Quand je vois le roman d’aujourd’hui, ce n’est pas un regret. Le roman en général et surtout roman le français me tombe souvent des mains ! Quand vous voyez les centaines de roman à chaque rentrée…J’avais lu une critique sympathique du dernier Goncourt et j’ai été finalement fort déçu de lire Trois femmes puissantes. Mes modèles romanesques, ce sont Albert Camus, Julien Gracq et toute cette génération-là. Julien Gracq est le grand romancier que je place au-dessus de tous. Écrire de l’histoire de l’art, c’est plus de la technique, du savoir et de la connaissance mais c’est très agréable à faire aussi. J’ai écrit un livre sur Brueghel avec l’aide de ma femme chez Flammarion et j’ai eu le même plaisir à l’écrire que si j’avais écrit un roman.

« Dans la vie d’une écrivain, c’est souvent les amitiés qui comptent »

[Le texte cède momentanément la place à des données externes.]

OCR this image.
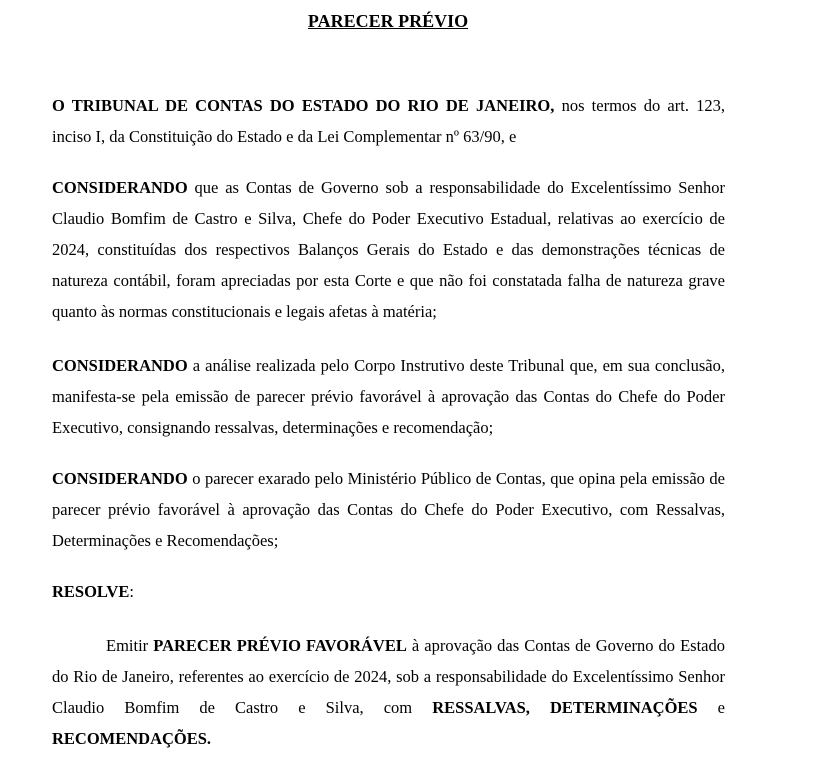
PARECER PRÉVIO

O TRIBUNAL DE CONTAS DO ESTADO DO RIO DE JANEIRO, nos termos do art. 123, inciso I, da Constituição do Estado e da Lei Complementar nº 63/90, e

CONSIDERANDO que as Contas de Governo sob a responsabilidade do Excelentíssimo Senhor Claudio Bomfim de Castro e Silva, Chefe do Poder Executivo Estadual, relativas ao exercício de 2024, constituídas dos respectivos Balanços Gerais do Estado e das demonstrações técnicas de natureza contábil, foram apreciadas por esta Corte e que não foi constatada falha de natureza grave quanto às normas constitucionais e legais afetas à matéria;

CONSIDERANDO a análise realizada pelo Corpo Instrutivo deste Tribunal que, em sua conclusão, manifesta-se pela emissão de parecer prévio favorável à aprovação das Contas do Chefe do Poder Executivo, consignando ressalvas, determinações e recomendação;

CONSIDERANDO o parecer exarado pelo Ministério Público de Contas, que opina pela emissão de parecer prévio favorável à aprovação das Contas do Chefe do Poder Executivo, com Ressalvas, Determinações e Recomendações;

RESOLVE:

Emitir PARECER PRÉVIO FAVORÁVEL à aprovação das Contas de Governo do Estado do Rio de Janeiro, referentes ao exercício de 2024, sob a responsabilidade do Excelentíssimo Senhor Claudio Bomfim de Castro e Silva, com RESSALVAS, DETERMINAÇÕES e RECOMENDAÇÕES.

Dans vos débuts de prosateur, vous avez été encouragé par Colette Lambrichs et Alain Bosquet.
Colette Lambrichs a été mon étudiante à l’université de Bruxelles. C’est à Alain Bosquet que j’avais remis mon premier recueil de nouvelles. Il les a aimées et prises sous son aile protectrice. Il les a portées chez Colette où j’ai publié mes cinq recueils. Elle a ensuite repris ces nouvelles sous forme d’un seul volume en même temps que les poèmes. Je crois que dans la vie d’un écrivain, c’est souvent les amitiés qui comptent, comme dans toute vie d’ailleurs. J’ai connu Alain bosquet au lendemain de la guerre. Un jour, je lui ai envoyé quelque chose, il l’a aimé et il l’a pris en main… Il a fait ça pour Jacques Izoard aussi, de façon remarquable.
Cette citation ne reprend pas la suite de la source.